やがてお茶の時間を迎えると、二人はアカリが淹れた熱い紅茶と新鮮な冷たい牛乳でミルクティーを飲み、マイのお土産の焼き菓子を食べました。ひとしきり日ごろの近況報告をしたり、町の噂話などお喋りをしたあと、二人は一息ついてもう一度お茶を淹れなおしました。そしてカップをすすったとき、部屋に沈黙が訪れました。

「マイ、チハヤのことなんだけど」

アカリは沈黙を破りました。その表情には何か決意のようなものが浮かびました。
一方マイは“チハヤ”と聞いて、体を強張らせたようみ見えました。

「わたしたち恋人同士になったの」
「うん、知ってるよ」

マイは少し悲しげな顔で頷きました。カップを持つ手に力がこもっていました。

「あたしチハヤのことはずっと前から好きだったんだけどね、でもどうしてもあいつの心の穴を埋めることはできなかったの。でもアカリにはそれが出来るんだと思う。チハヤの顔を見てれば分かる。あいつがアカリに見せてる笑顔、あんな顔あたしには見せたことがなかったもの」
「………ごめん」

アカリはマイに返す言葉が見つからず、ただ小さい声で謝りました。しかしマイの方はあっはっはとアカリを笑い飛ばします。

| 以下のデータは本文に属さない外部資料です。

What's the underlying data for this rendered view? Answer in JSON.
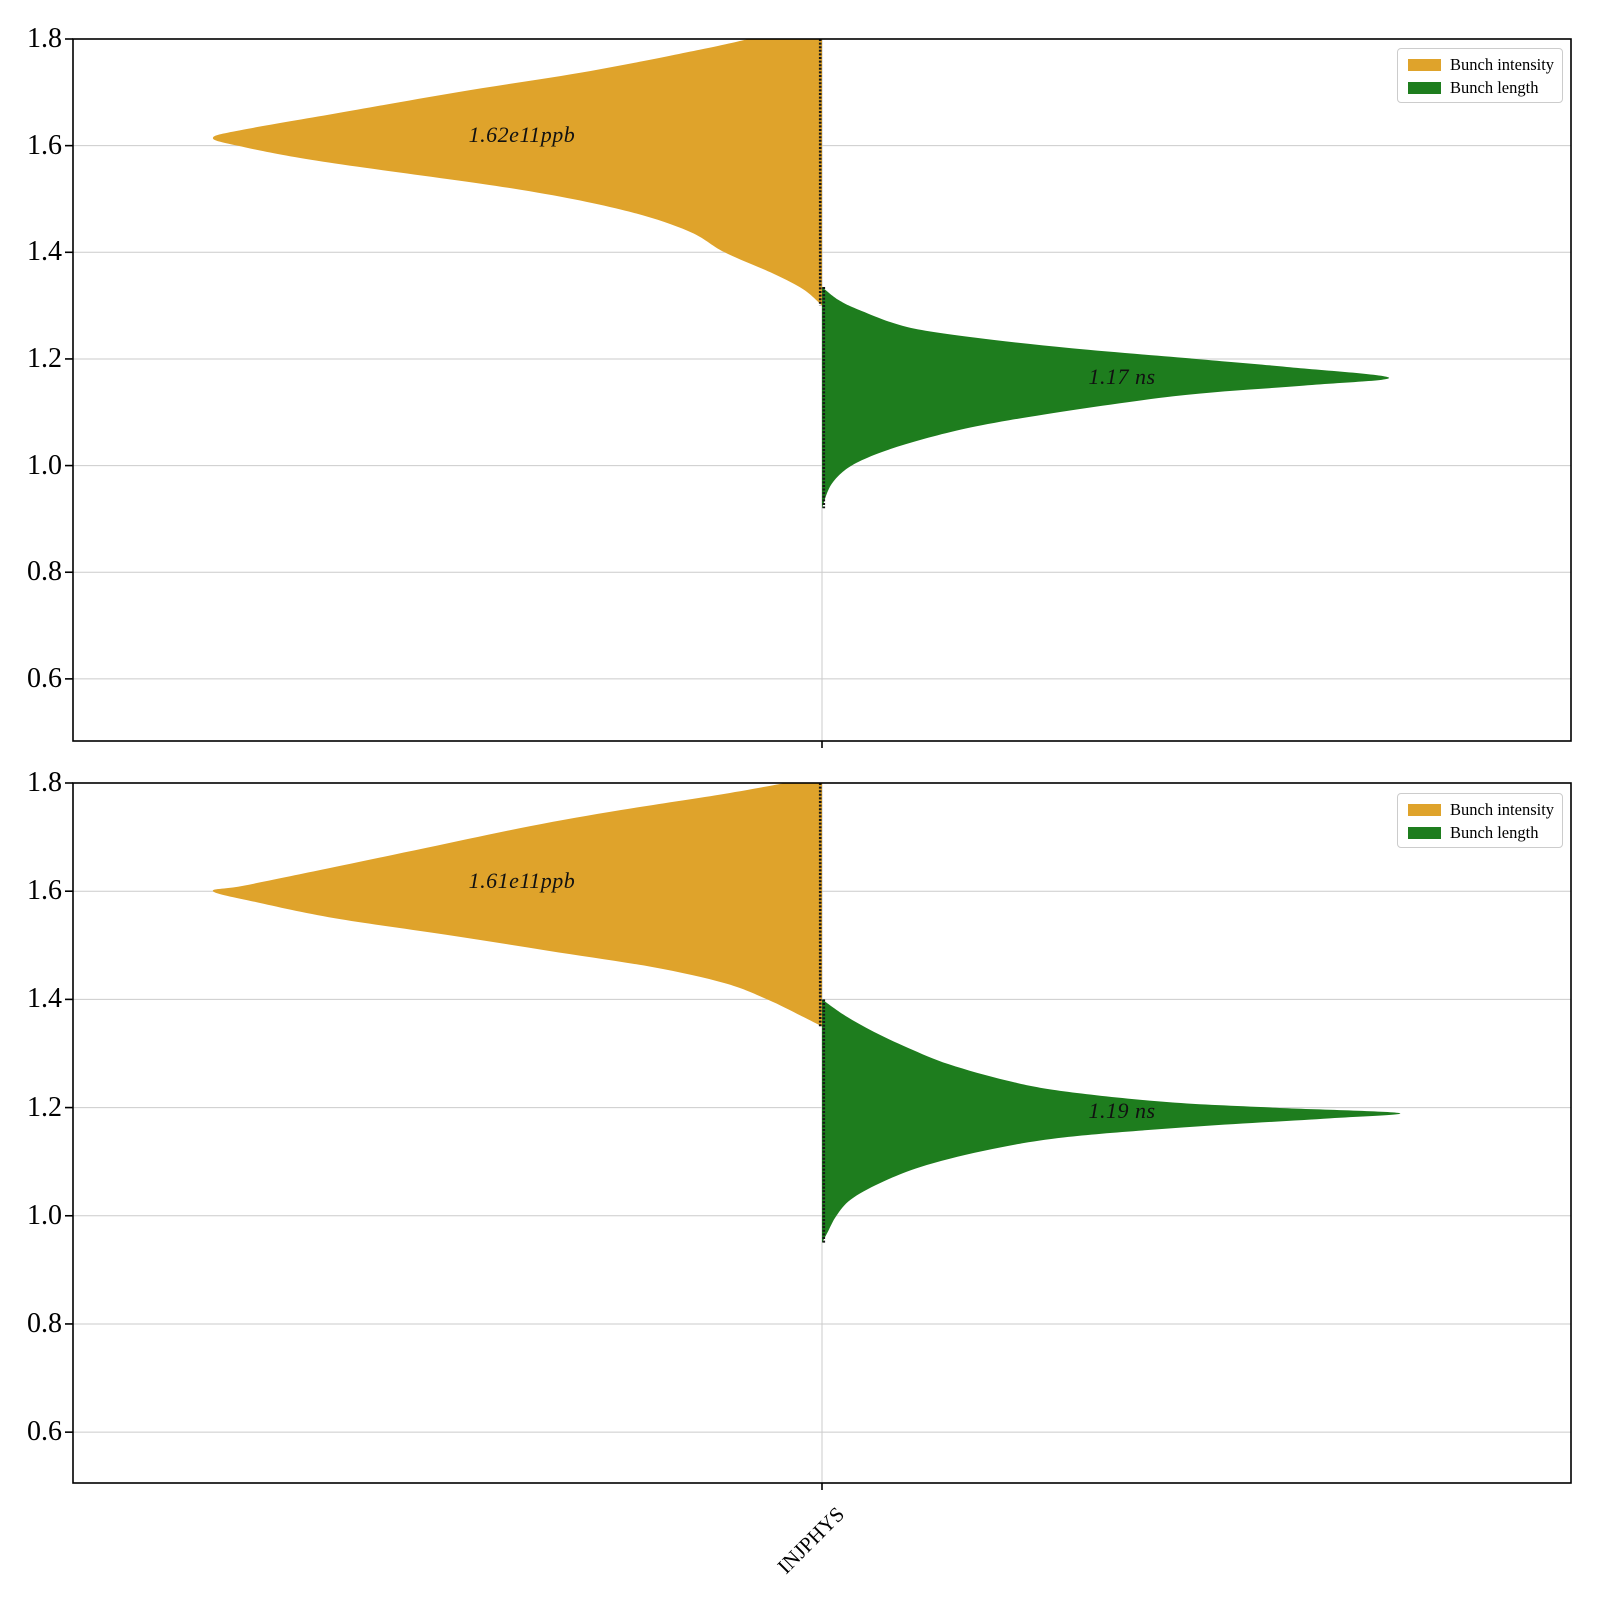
{
  "figure": {
    "background": "#ffffff"
  },
  "legend": {
    "position": "upper right",
    "items": [
      {
        "label": "Bunch intensity",
        "color": "#DFA32B"
      },
      {
        "label": "Bunch length",
        "color": "#1E7D1E"
      }
    ]
  },
  "x_axis": {
    "categories": [
      "INJPHYS"
    ]
  },
  "chart_data": [
    {
      "type": "violin",
      "panel": "top",
      "categories": [
        "INJPHYS"
      ],
      "ylim": [
        0.4835,
        1.8
      ],
      "yticks": [
        0.6,
        0.8,
        1.0,
        1.2,
        1.4,
        1.6,
        1.8
      ],
      "grid": "horizontal + category line",
      "legend_position": "upper right",
      "series": [
        {
          "name": "Bunch intensity",
          "side": "left",
          "color": "#DFA32B",
          "annotation": "1.62e11ppb",
          "mean": 1.62,
          "units": "1e11 ppb",
          "peak_value": 1.615,
          "profile": [
            [
              1.8,
              0.12
            ],
            [
              1.78,
              0.2
            ],
            [
              1.74,
              0.38
            ],
            [
              1.7,
              0.6
            ],
            [
              1.66,
              0.8
            ],
            [
              1.63,
              0.95
            ],
            [
              1.615,
              1.0
            ],
            [
              1.6,
              0.96
            ],
            [
              1.57,
              0.82
            ],
            [
              1.52,
              0.51
            ],
            [
              1.48,
              0.33
            ],
            [
              1.44,
              0.22
            ],
            [
              1.4,
              0.16
            ],
            [
              1.36,
              0.08
            ],
            [
              1.33,
              0.03
            ],
            [
              1.3,
              0.0
            ]
          ]
        },
        {
          "name": "Bunch length",
          "side": "right",
          "color": "#1E7D1E",
          "annotation": "1.17 ns",
          "mean": 1.17,
          "units": "ns",
          "peak_value": 1.165,
          "profile": [
            [
              1.335,
              0.0
            ],
            [
              1.31,
              0.03
            ],
            [
              1.29,
              0.07
            ],
            [
              1.26,
              0.15
            ],
            [
              1.24,
              0.27
            ],
            [
              1.22,
              0.44
            ],
            [
              1.2,
              0.66
            ],
            [
              1.185,
              0.82
            ],
            [
              1.165,
              1.0
            ],
            [
              1.15,
              0.85
            ],
            [
              1.13,
              0.62
            ],
            [
              1.085,
              0.33
            ],
            [
              1.05,
              0.18
            ],
            [
              1.01,
              0.07
            ],
            [
              0.97,
              0.02
            ],
            [
              0.92,
              0.0
            ]
          ]
        }
      ]
    },
    {
      "type": "violin",
      "panel": "bottom",
      "categories": [
        "INJPHYS"
      ],
      "ylim": [
        0.506,
        1.8
      ],
      "yticks": [
        0.6,
        0.8,
        1.0,
        1.2,
        1.4,
        1.6,
        1.8
      ],
      "grid": "horizontal + category line",
      "legend_position": "upper right",
      "series": [
        {
          "name": "Bunch intensity",
          "side": "left",
          "color": "#DFA32B",
          "annotation": "1.61e11ppb",
          "mean": 1.61,
          "units": "1e11 ppb",
          "peak_value": 1.6,
          "profile": [
            [
              1.8,
              0.06
            ],
            [
              1.78,
              0.16
            ],
            [
              1.75,
              0.33
            ],
            [
              1.72,
              0.48
            ],
            [
              1.68,
              0.65
            ],
            [
              1.64,
              0.82
            ],
            [
              1.61,
              0.95
            ],
            [
              1.6,
              1.0
            ],
            [
              1.58,
              0.93
            ],
            [
              1.55,
              0.8
            ],
            [
              1.52,
              0.62
            ],
            [
              1.49,
              0.45
            ],
            [
              1.46,
              0.28
            ],
            [
              1.43,
              0.16
            ],
            [
              1.4,
              0.09
            ],
            [
              1.37,
              0.035
            ],
            [
              1.35,
              0.0
            ]
          ]
        },
        {
          "name": "Bunch length",
          "side": "right",
          "color": "#1E7D1E",
          "annotation": "1.19 ns",
          "mean": 1.19,
          "units": "ns",
          "peak_value": 1.19,
          "profile": [
            [
              1.4,
              0.0
            ],
            [
              1.37,
              0.04
            ],
            [
              1.34,
              0.09
            ],
            [
              1.31,
              0.15
            ],
            [
              1.28,
              0.22
            ],
            [
              1.25,
              0.32
            ],
            [
              1.23,
              0.42
            ],
            [
              1.21,
              0.6
            ],
            [
              1.2,
              0.78
            ],
            [
              1.19,
              1.0
            ],
            [
              1.18,
              0.88
            ],
            [
              1.165,
              0.65
            ],
            [
              1.145,
              0.42
            ],
            [
              1.12,
              0.28
            ],
            [
              1.09,
              0.17
            ],
            [
              1.06,
              0.1
            ],
            [
              1.03,
              0.05
            ],
            [
              1.0,
              0.025
            ],
            [
              0.97,
              0.01
            ],
            [
              0.95,
              0.0
            ]
          ]
        }
      ]
    }
  ]
}
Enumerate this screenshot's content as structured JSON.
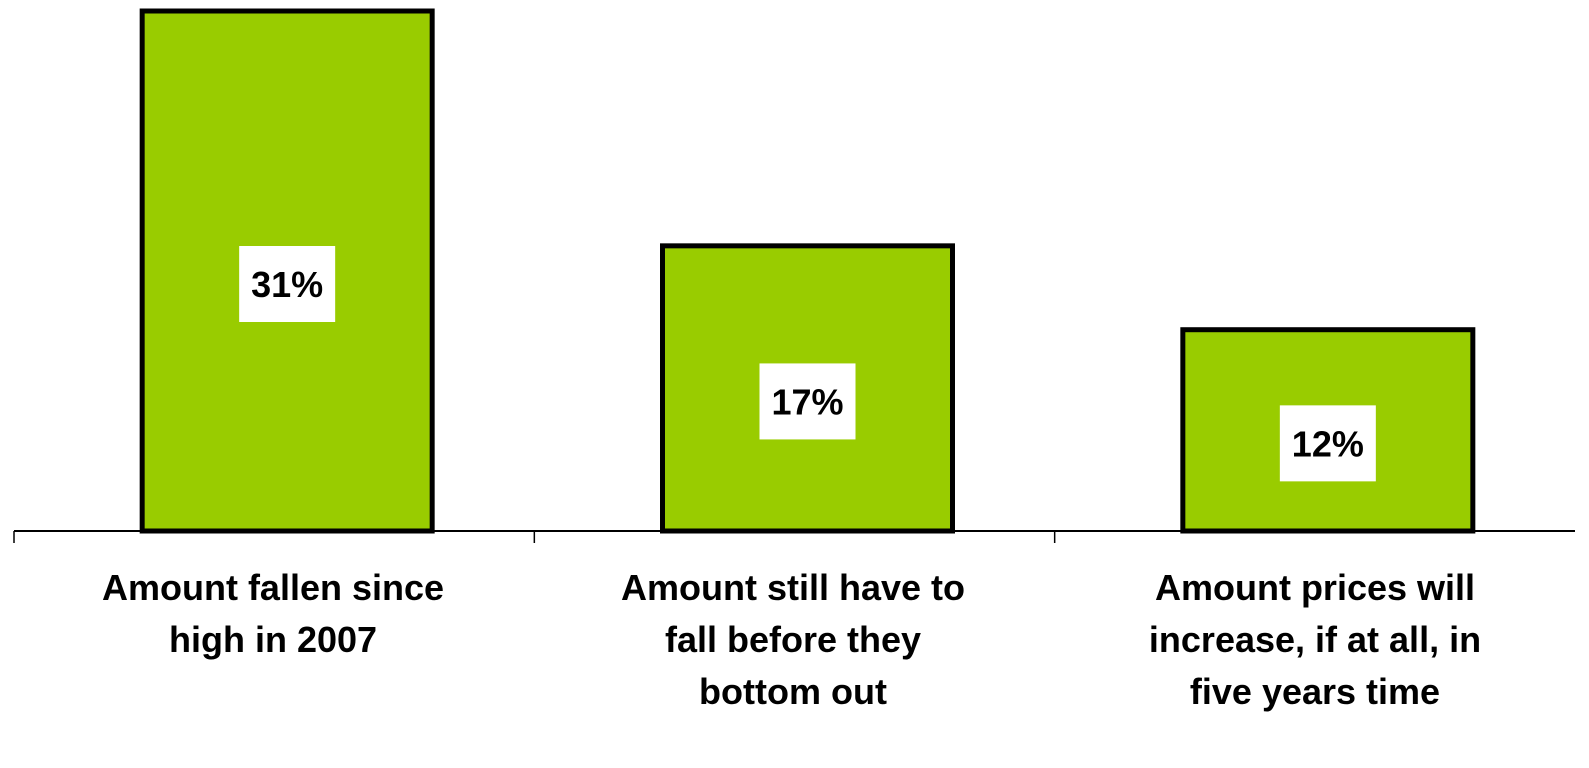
{
  "chart_data": {
    "type": "bar",
    "categories": [
      "Amount fallen since high in 2007",
      "Amount still have to fall before they bottom out",
      "Amount prices will increase, if at all, in five years time"
    ],
    "values": [
      31,
      17,
      12
    ],
    "value_labels": [
      "31%",
      "17%",
      "12%"
    ],
    "unit": "%",
    "title": "",
    "xlabel": "",
    "ylabel": "",
    "ylim": [
      0,
      31
    ],
    "grid": false,
    "legend": "none",
    "colors": {
      "bar_fill": "#99cc00",
      "bar_stroke": "#000000",
      "label_background": "#ffffff",
      "text": "#000000",
      "axis": "#000000"
    }
  }
}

「謝ることないよ〜!でもルークには謝ったほうがいいかも!ルークなんか自惚れてるみたいだったから!きっとアカリのことが好きなんだと思うなぁ〜」

マイはからかうように片目を瞑ってみせました。アカリは赤面して、手で顔を覆いました。まさか、あのルークが自分を!?彼女はルークをただの仲良しだと思っていたのです。

「ルークのことはともかく、チハヤのことお願いね。ルークは誰とでもやっていけるけど、チハヤの方はあなたじゃなくちゃだめなんだから」

マイの真っ直ぐな瞳をアカリはしっかりと見つめて強く頷き、「ありがとう」と言葉を添えました。

マイは失恋をふっ切ったのか、笑顔で牧場を去って行ったけれど、アカリはそこまで笑顔でいられませんでした。自分たちが恋をして笑顔になる一方、どこかで誰かが悲しみ涙を流していたと思うと、どうにも自分の恋に幸せを見い出せなくなったのです。

でもこんなときこそ笑っていなくてはいけません。こんなときこそ、この世界のすべてが素敵なんだと期待を込めて笑っていようと、アカリは思いました。

「例えそうでなくても、そう思うことに意義があるんだから」

アカリは目に涙を浮かべながらそう言って笑顔に努めました。